Nuovo Pane di Lariano con Biga Lunga
(12/01/2009)
(aggiornato il 1/03/2009)

La decisione di utilizzare una ulteriore minima quantità di lievito nel rinfresco della Biga a Lunga Lievitazione ha portato dei risultati positivi, che ora cerco di accordare alle varie ricette.

Incomincio da questo Pane di Lariano, che era già più che soddisfacente.
Decido però di aumentare un poco il contenuto di farina integrale, portandola al classico 30% che risulta la miglior imitazione casalinga della farina di Tipo 2 con cui dovrebbe essere fatto il Lariano, per cui la Biga risulta composta da:

200 gr di farina Manitoba
150 gr di farina 0
50 gr di farina integrale
220 gr di acqua fredda da frigorifero
2 gr di lievito fresco

Impasto piuttosto a lungo fino a formare una palla morbida ma compatta e non appiccicosa, che pongo in una ciotola e copro con pellicola trasparente:

La descrizione dell'evoluzione della Biga a lunga lievitazione può essere letta nel capitolo delle tecniche di formazione del pane.

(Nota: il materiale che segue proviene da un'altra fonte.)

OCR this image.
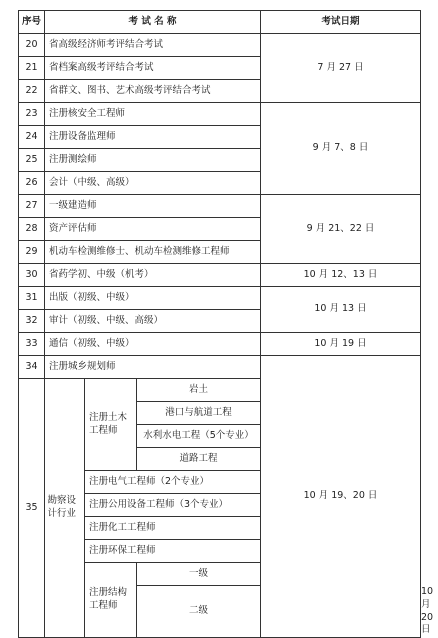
序号	考 试 名 称			考试日期	
20	省高级经济师考评结合考试			7 月 27 日	
21	省档案高级考评结合考试				
22	省群文、图书、艺术高级考评结合考试				
23	注册核安全工程师			9 月 7、8 日	
24	注册设备监理师				
25	注册测绘师				
26	会计（中级、高级）				
27	一级建造师			9 月 21、22 日	
28	资产评估师				
29	机动车检测维修士、机动车检测维修工程师				
30	省药学初、中级（机考）			10 月 12、13 日	
31	出版（初级、中级）			10 月 13 日	
32	审计（初级、中级、高级）				
33	通信（初级、中级）			10 月 19 日	
34	注册城乡规划师			10 月 19、20 日	
35	勘察设计行业	注册土木工程师	岩土		
			港口与航道工程		
			水利水电工程（5个专业）		
			道路工程		
		注册电气工程师（2个专业）			
		注册公用设备工程师（3个专业）			
		注册化工工程师			
		注册环保工程师			
		注册结构工程师	一级		
			二级		10 月 20 日
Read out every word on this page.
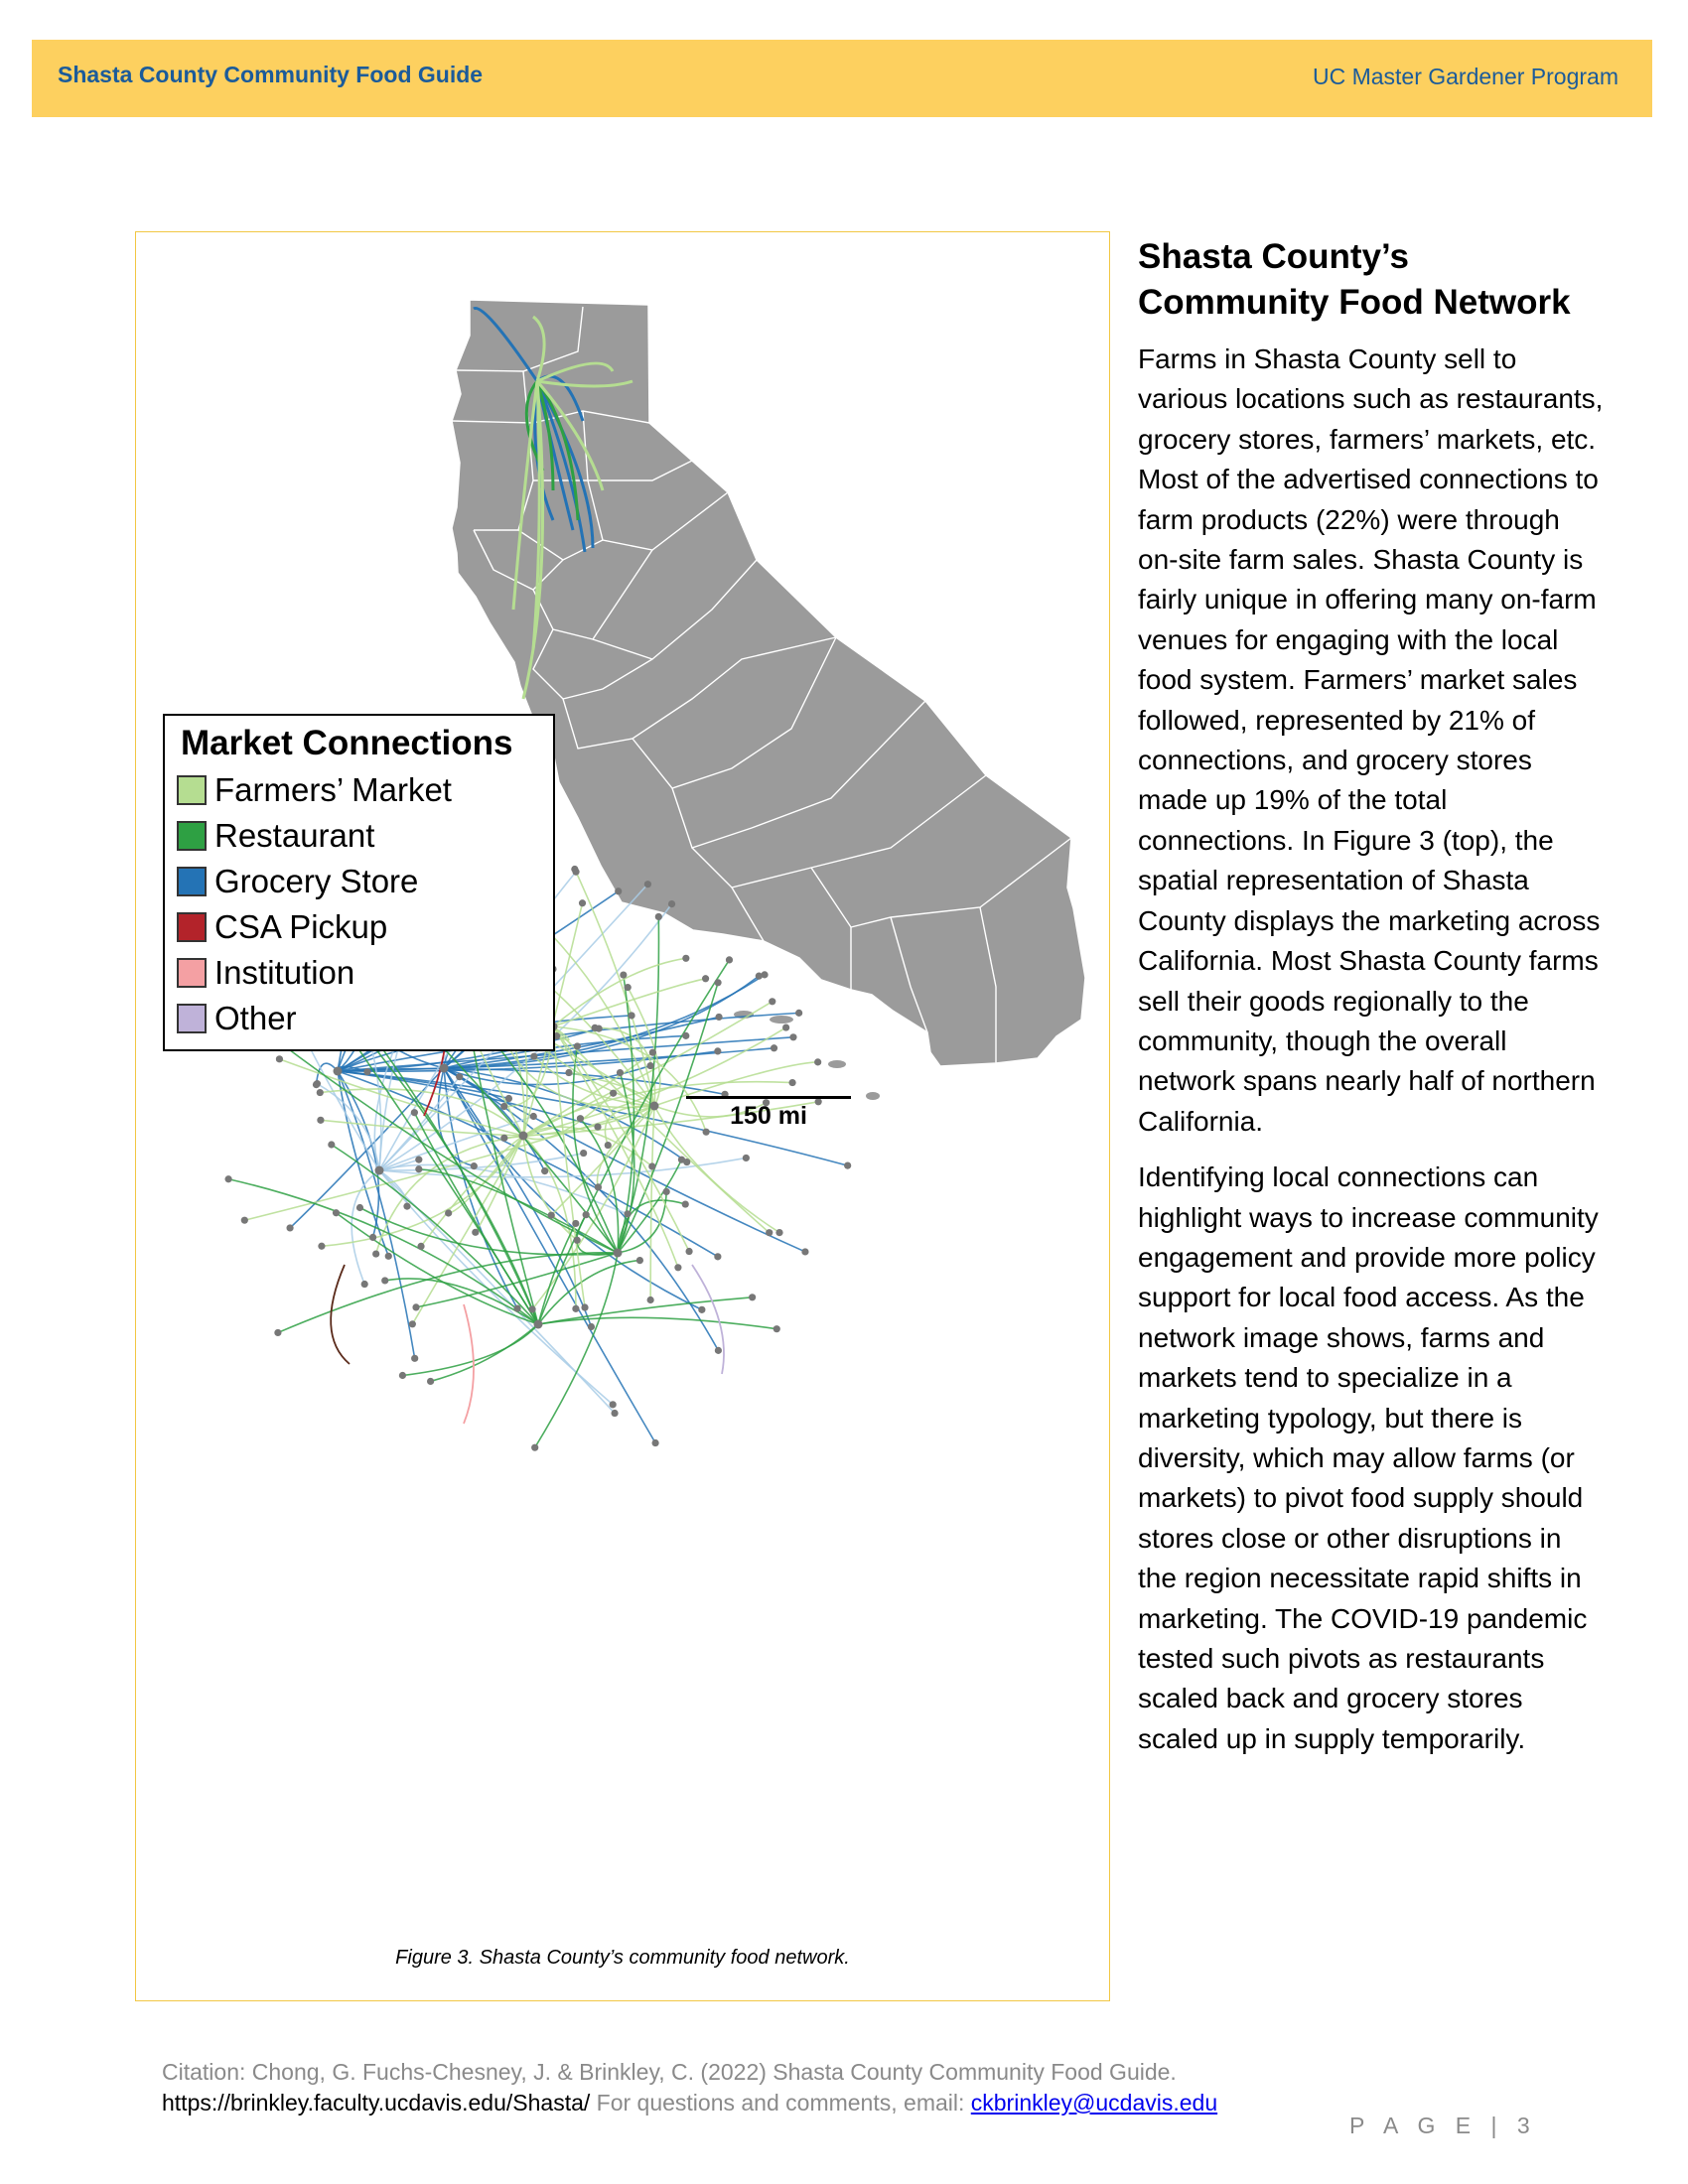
Shasta County Community Food Guide	UC Master Gardener Program
Market Connections
Farmers’ Market
Restaurant
Grocery Store
CSA Pickup
Institution
Other
150 mi
Figure 3. Shasta County’s community food network.
Shasta County’s Community Food Network

Farms in Shasta County sell to various locations such as restaurants, grocery stores, farmers’ markets, etc. Most of the advertised connections to farm products (22%) were through on-site farm sales. Shasta County is fairly unique in offering many on-farm venues for engaging with the local food system. Farmers’ market sales followed, represented by 21% of connections, and grocery stores made up 19% of the total connections. In Figure 3 (top), the spatial representation of Shasta County displays the marketing across California. Most Shasta County farms sell their goods regionally to the community, though the overall network spans nearly half of northern California.

Identifying local connections can highlight ways to increase community engagement and provide more policy support for local food access. As the network image shows, farms and markets tend to specialize in a marketing typology, but there is diversity, which may allow farms (or markets) to pivot food supply should stores close or other disruptions in the region necessitate rapid shifts in marketing. The COVID-19 pandemic tested such pivots as restaurants scaled back and grocery stores scaled up in supply temporarily.

Citation: Chong, G. Fuchs-Chesney, J. & Brinkley, C. (2022) Shasta County Community Food Guide.
https://brinkley.faculty.ucdavis.edu/Shasta/ For questions and comments, email: ckbrinkley@ucdavis.edu
P A G E | 3
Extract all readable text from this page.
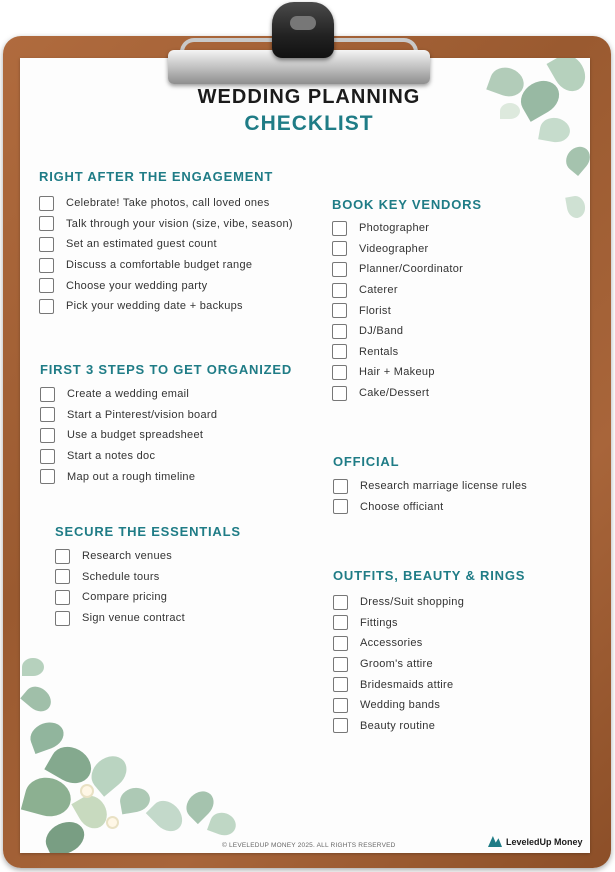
WEDDING PLANNING
CHECKLIST
RIGHT AFTER THE ENGAGEMENT
Celebrate! Take photos, call loved ones
Talk through your vision (size, vibe, season)
Set an estimated guest count
Discuss a comfortable budget range
Choose your wedding party
Pick your wedding date + backups
FIRST 3 STEPS TO GET ORGANIZED
Create a wedding email
Start a Pinterest/vision board
Use a budget spreadsheet
Start a notes doc
Map out a rough timeline
SECURE THE ESSENTIALS
Research venues
Schedule tours
Compare pricing
Sign venue contract
BOOK KEY VENDORS
Photographer
Videographer
Planner/Coordinator
Caterer
Florist
DJ/Band
Rentals
Hair + Makeup
Cake/Dessert
OFFICIAL
Research marriage license rules
Choose officiant
OUTFITS, BEAUTY & RINGS
Dress/Suit shopping
Fittings
Accessories
Groom's attire
Bridesmaids attire
Wedding bands
Beauty routine
© LEVELEDUP MONEY 2025. ALL RIGHTS RESERVED	LeveledUp Money
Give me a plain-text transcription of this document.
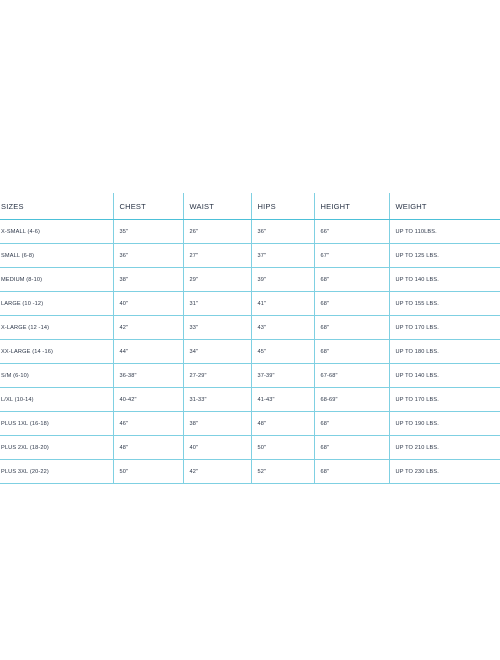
SIZES	CHEST	WAIST	HIPS	HEIGHT	WEIGHT
X-SMALL (4-6)	35"	26"	36"	66"	UP TO 110LBS.
SMALL (6-8)	36"	27"	37"	67"	UP TO 125 LBS.
MEDIUM (8-10)	38"	29"	39"	68"	UP TO 140 LBS.
LARGE (10 -12)	40"	31"	41"	68"	UP TO 155 LBS.
X-LARGE (12 -14)	42"	33"	43"	68"	UP TO 170 LBS.
XX-LARGE (14 -16)	44"	34"	45"	68"	UP TO 180 LBS.
S/M (6-10)	36-38"	27-29"	37-39"	67-68"	UP TO 140 LBS.
L/XL (10-14)	40-42"	31-33"	41-43"	68-69"	UP TO 170 LBS.
PLUS 1XL (16-18)	46"	38"	48"	68"	UP TO 190 LBS.
PLUS 2XL (18-20)	48"	40"	50"	68"	UP TO 210 LBS.
PLUS 3XL (20-22)	50"	42"	52"	68"	UP TO 230 LBS.
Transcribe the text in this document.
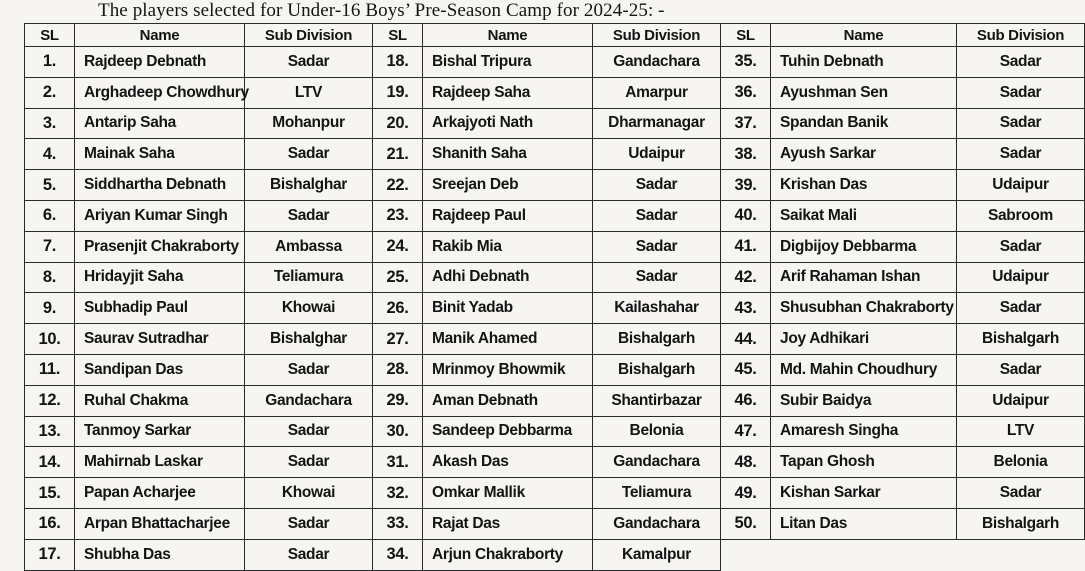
The players selected for Under-16 Boys’ Pre-Season Camp for 2024-25: -
SL	Name	Sub Division	SL	Name	Sub Division	SL	Name	Sub Division
1.	Rajdeep Debnath	Sadar	18.	Bishal Tripura	Gandachara	35.	Tuhin Debnath	Sadar
2.	Arghadeep Chowdhury	LTV	19.	Rajdeep Saha	Amarpur	36.	Ayushman Sen	Sadar
3.	Antarip Saha	Mohanpur	20.	Arkajyoti Nath	Dharmanagar	37.	Spandan Banik	Sadar
4.	Mainak Saha	Sadar	21.	Shanith Saha	Udaipur	38.	Ayush Sarkar	Sadar
5.	Siddhartha Debnath	Bishalghar	22.	Sreejan Deb	Sadar	39.	Krishan Das	Udaipur
6.	Ariyan Kumar Singh	Sadar	23.	Rajdeep Paul	Sadar	40.	Saikat Mali	Sabroom
7.	Prasenjit Chakraborty	Ambassa	24.	Rakib Mia	Sadar	41.	Digbijoy Debbarma	Sadar
8.	Hridayjit Saha	Teliamura	25.	Adhi Debnath	Sadar	42.	Arif Rahaman Ishan	Udaipur
9.	Subhadip Paul	Khowai	26.	Binit Yadab	Kailashahar	43.	Shusubhan Chakraborty	Sadar
10.	Saurav Sutradhar	Bishalghar	27.	Manik Ahamed	Bishalgarh	44.	Joy Adhikari	Bishalgarh
11.	Sandipan Das	Sadar	28.	Mrinmoy Bhowmik	Bishalgarh	45.	Md. Mahin Choudhury	Sadar
12.	Ruhal Chakma	Gandachara	29.	Aman Debnath	Shantirbazar	46.	Subir Baidya	Udaipur
13.	Tanmoy Sarkar	Sadar	30.	Sandeep Debbarma	Belonia	47.	Amaresh Singha	LTV
14.	Mahirnab Laskar	Sadar	31.	Akash Das	Gandachara	48.	Tapan Ghosh	Belonia
15.	Papan Acharjee	Khowai	32.	Omkar Mallik	Teliamura	49.	Kishan Sarkar	Sadar
16.	Arpan Bhattacharjee	Sadar	33.	Rajat Das	Gandachara	50.	Litan Das	Bishalgarh
17.	Shubha Das	Sadar	34.	Arjun Chakraborty	Kamalpur			
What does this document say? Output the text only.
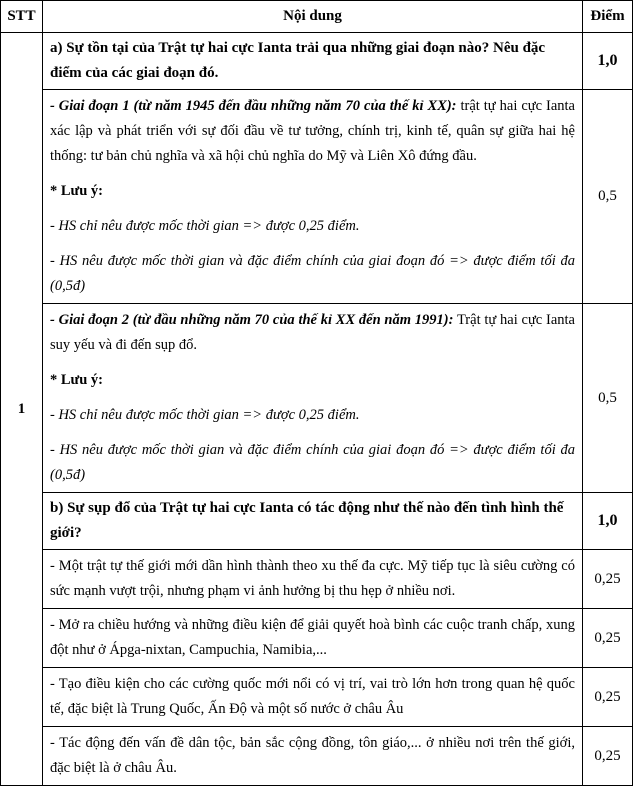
STT	Nội dung	Điểm
1	a) Sự tồn tại của Trật tự hai cực Ianta trải qua những giai đoạn nào? Nêu đặc điểm của các giai đoạn đó.	1,0

	- Giai đoạn 1 (từ năm 1945 đến đầu những năm 70 của thế kỉ XX): trật tự hai cực Ianta xác lập và phát triển với sự đối đầu về tư tưởng, chính trị, kinh tế, quân sự giữa hai hệ thống: tư bản chủ nghĩa và xã hội chủ nghĩa do Mỹ và Liên Xô đứng đầu.

* Lưu ý:

- HS chỉ nêu được mốc thời gian => được 0,25 điểm.

- HS nêu được mốc thời gian và đặc điểm chính của giai đoạn đó => được điểm tối đa (0,5đ)	0,5

	- Giai đoạn 2 (từ đầu những năm 70 của thế kỉ XX đến năm 1991): Trật tự hai cực Ianta suy yếu và đi đến sụp đổ.

* Lưu ý:

- HS chỉ nêu được mốc thời gian => được 0,25 điểm.

- HS nêu được mốc thời gian và đặc điểm chính của giai đoạn đó => được điểm tối đa (0,5đ)	0,5
	b) Sự sụp đổ của Trật tự hai cực Ianta có tác động như thế nào đến tình hình thế giới?	1,0
	- Một trật tự thế giới mới dần hình thành theo xu thế đa cực. Mỹ tiếp tục là siêu cường có sức mạnh vượt trội, nhưng phạm vi ảnh hưởng bị thu hẹp ở nhiều nơi.	0,25
	- Mở ra chiều hướng và những điều kiện để giải quyết hoà bình các cuộc tranh chấp, xung đột như ở Ápga-nixtan, Campuchia, Namibia,...	0,25
	- Tạo điều kiện cho các cường quốc mới nổi có vị trí, vai trò lớn hơn trong quan hệ quốc tế, đặc biệt là Trung Quốc, Ấn Độ và một số nước ở châu Âu	0,25
	- Tác động đến vấn đề dân tộc, bản sắc cộng đồng, tôn giáo,... ở nhiều nơi trên thế giới, đặc biệt là ở châu Âu.	0,25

Il giorno dopo, dopo 16 ore di lievitazione, era così:

La uso per l’impasto finale:

La Biga
100 gr di farina integrale
50 gr di acqua tiepida
1 gr di lievito fresco
10 gr di sale

Impasto alternando velocità minima a velocità 2, fino ad ottenere un impasto omogeneo e morbido, che lavoro un poco a mano per compattarlo.
Pongo in una ciotola e copro con pellicola trasparente:

Lascio lievitare per 2 ore, quando si presenta così:

Pongo l’impasto su marmo molto infarinato

formo la pagnotta rivoltando verso il basso, incido dei tagli diagonali e limito la sua possibile espansione laterale con dei fermi

Lascio lievitare per un’altra mezz’ora, mentre riscaldo il forno a 250ºC (225ºC da termometro) con due ciotole con acqua bollente per tenere umido l’ambiente.
Prima di infornare la pagnotta si presenta così:

Inforno a 250ºC per 15 minuti e poi abbasso a 200ºC (180ºC da termometro) per altri 55 minuti.
Estraggo dal forno questa pagnotta

e questo è l’interno

Conclusioni

E’ un poco più gonfia e più morbida della versione precedente, ma non di tanto. Forse una cottura maggiore sarebbe più indicata, ma solo per chi apprezza la crosta spessa.
Sapore ottimo, elasticità della mollica molto buona. Conservabilità 2-3 giorni.
Esame superato brillantemente.

Aggiornamento del 1/03/2009

Ho solo modificato un poco i tempi relativi della lievitazione, con risultati che ritengo positivi.
Tutta la preparazione iniziale è identica, ma la lievitazione dell’impasto finale è limitato ad un’ora, dopo di che preparo la pagnotta

La metto sulla teglia limitandone l’espansione laterale

Copro con un panno e lascio lievitare per mezz’ora, dopo di che incido con il bisturi dei tagli trasversali

Ricopro e lascio lievitare per un’altra mezz’ora. Alla fine è pronta per il forno.

Ecco il risultato

e l’interno

Conclusioni

Il pane viene più alto, un poco più alveolato e più morbido.
La variante risulta positiva, e da questo momento sto usando una tempistica di lievitazione analoga per tutte le panificazioni.